Why You Should Bring Your New Guitar to a Luthier
After saving, scrimping, and creative budgeting, you finally buy the guitar you have always dreamt of from one of the leading manufacturers of high-quality musical instruments.
Understandably, you are excited to head on straight to your studio, plug your new axe to your trusty amp, and shred some licks.
But before you do that, there is one critical thing that you should do first: bring your guitar to a trusted luthier.
Why your guitar needs to be set up
In an ideal scenario, you should be able to play your new guitar straight out of the box without any hitch.
But reality is often far from the ideal. Even the leading guitar brands at Music Majlis acknowledge that different factors affect the condition and playability of an instrument after leaving the manufacturing plant.
First and foremost, guitars are made of wood. This means that it is susceptible to changes brought about by varying temperature and humidity. If you compare a guitar straight off the factory and one in a music store, you will see a subtle difference in the instrument’s shape. The wooden parts of a guitar contract and expand as it makes its journey from the factory to your home studio.
You should bring all your guitars to a trusted luthier from time to time for maintenance. But a visit to the luthier for a guitar set up is essential whenever you buy an instrument, whether new or secondhand.
What to expect
What exactly happens when a luthier sets up a guitar?
That will depend on the type of set up you choose. There are two options available: traditional and PLEK setup.
In a traditional setup, the instrument is inspected, tuned, intonated, detailed, and given a fresh set of strings. Depending on the current condition of the guitar, your luthier may also adjust the neck, pickups, string action, saddle heights, and bridge angle if your axe has a floating tremolo.
A PLEK setup is often done with premium guitars and entails the use of a computer attached to a leveling tool. This gives the luthier unparalleled accuracy in leveling frets.
Here’s a brief look at some of the services involved in a standard setup:
With their experience and expertise, luthiers can see if anything is amiss with your brand new axe. It can be as simple as a few missing screws or something more complex, like neck and body issues.

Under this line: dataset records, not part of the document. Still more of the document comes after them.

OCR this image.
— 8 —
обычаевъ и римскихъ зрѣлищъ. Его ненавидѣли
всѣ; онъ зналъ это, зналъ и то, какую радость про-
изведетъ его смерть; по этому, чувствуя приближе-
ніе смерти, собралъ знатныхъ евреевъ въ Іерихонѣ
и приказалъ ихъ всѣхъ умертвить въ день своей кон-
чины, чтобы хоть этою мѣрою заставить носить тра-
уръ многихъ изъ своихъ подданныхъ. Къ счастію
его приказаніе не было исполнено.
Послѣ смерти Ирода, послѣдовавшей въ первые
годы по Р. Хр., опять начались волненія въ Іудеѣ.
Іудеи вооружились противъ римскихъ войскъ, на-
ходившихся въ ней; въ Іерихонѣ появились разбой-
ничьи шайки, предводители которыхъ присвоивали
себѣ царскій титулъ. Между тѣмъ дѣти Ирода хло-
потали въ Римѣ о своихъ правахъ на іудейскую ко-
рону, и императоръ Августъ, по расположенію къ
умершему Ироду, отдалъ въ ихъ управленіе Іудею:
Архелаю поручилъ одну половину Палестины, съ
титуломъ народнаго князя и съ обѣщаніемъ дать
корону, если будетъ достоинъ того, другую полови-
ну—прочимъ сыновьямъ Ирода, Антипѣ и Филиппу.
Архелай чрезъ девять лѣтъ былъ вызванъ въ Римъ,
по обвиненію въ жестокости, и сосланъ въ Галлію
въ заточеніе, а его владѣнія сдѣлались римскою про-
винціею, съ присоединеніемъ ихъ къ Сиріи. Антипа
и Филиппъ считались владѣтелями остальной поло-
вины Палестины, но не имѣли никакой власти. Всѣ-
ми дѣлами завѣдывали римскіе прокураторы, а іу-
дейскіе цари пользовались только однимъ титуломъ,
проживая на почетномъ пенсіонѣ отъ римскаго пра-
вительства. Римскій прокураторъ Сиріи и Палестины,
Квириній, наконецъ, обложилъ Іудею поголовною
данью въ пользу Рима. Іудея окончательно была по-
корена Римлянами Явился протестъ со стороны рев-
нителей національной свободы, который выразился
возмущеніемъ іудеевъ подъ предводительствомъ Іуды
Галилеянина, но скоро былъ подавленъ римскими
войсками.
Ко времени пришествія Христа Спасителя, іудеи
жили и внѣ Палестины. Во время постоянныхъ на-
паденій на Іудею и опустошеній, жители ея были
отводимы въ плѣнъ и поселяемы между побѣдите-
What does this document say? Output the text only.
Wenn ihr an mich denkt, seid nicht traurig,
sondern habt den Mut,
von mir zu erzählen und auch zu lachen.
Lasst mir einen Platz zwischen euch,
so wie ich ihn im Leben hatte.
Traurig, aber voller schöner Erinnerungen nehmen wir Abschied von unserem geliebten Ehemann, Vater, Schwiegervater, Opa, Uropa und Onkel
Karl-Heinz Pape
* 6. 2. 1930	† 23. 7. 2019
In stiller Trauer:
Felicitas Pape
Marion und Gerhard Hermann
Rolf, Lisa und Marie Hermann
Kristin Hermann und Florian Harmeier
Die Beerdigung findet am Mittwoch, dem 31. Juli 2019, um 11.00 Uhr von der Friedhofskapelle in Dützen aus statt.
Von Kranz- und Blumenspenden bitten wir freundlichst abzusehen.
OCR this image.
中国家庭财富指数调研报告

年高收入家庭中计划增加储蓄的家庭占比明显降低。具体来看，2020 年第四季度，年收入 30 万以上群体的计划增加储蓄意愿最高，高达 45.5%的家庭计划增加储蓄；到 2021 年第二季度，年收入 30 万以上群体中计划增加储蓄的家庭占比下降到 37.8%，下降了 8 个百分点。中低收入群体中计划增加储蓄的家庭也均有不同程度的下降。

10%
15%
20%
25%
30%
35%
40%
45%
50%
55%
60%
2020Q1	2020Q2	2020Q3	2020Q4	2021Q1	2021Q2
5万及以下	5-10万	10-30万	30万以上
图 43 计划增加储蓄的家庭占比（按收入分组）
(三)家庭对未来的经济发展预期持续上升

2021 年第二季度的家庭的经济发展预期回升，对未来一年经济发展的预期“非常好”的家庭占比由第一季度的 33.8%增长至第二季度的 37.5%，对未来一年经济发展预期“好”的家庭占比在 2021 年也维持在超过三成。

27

Your luthier will also check if all of the guitar’s components are working correctly.
Truss rod adjustment
A truss rod is a metal rod embedded in the neck of your guitar. Almost all guitars have a truss rod, except the cheap ones.
Guitars naturally have a curvature, which can change over time. Your luthier will adjust the truss road in order to ensure that the neck has a good string action, which makes the guitar easier to fret while eliminating fret buzz.
The luthier will ask you how you like your string action and make adjustments based on your preference.
As you hone your guitar playing skills, you begin to find your personal preferences, including the type of guitar strings that you like.
Your luthier can replace the strings that come along with the guitar with those that match the gauge you prefer. Aside from that, he may also modify or replace the nut and make a few adjustments to prevent fret buzz and tuning issues.
Saddle height adjustment
Unknown to some guitar players, their instruments have a natural curvature. This curvature or string radius may not always be visible, but it is there. Furthermore, the string radius affects the playability of the guitar. Your luthier will match the string radius with an instrument’s natural curvature.
String height adjustment
String height refers to the distance between the strings and the frets. This distance affects the playability of your guitar, as well as the absence or presence of fret buzz.
Typically, a luthier will set the string action to standard height and make adjustments based on your preference. This is done by adjusting either or both the truss rod and saddle height.
Take note that a lower string action facilitates faster playing, typical in styles like metal. However, a lower action can result in frequent fret buzzing. On the other end of the spectrum, a higher action makes it challenging to press down on the strings. The advantage of a higher action is that you can make notes ring longer and prevent fret buzz.
To help you achieve a perfect sound, your luthier will adjust the intonation through tuning. Intonation also involves checking the harmonics, adjusting the saddles if necessary.
After you leave the luthier’s shop, your guitar should sound not only good but also look good.
As a final step, the luthier will thoroughly clean and polish the guitar. He will also treat the neck for a smoother feel.
Go to a trusted pro
Although it is possible to DIY a guitar setup, it is highly recommended that you go to a trusted professional for this crucial task. This ensures that the job is done correctly so you can avoid costly mistakes that can ruin your prized instrument.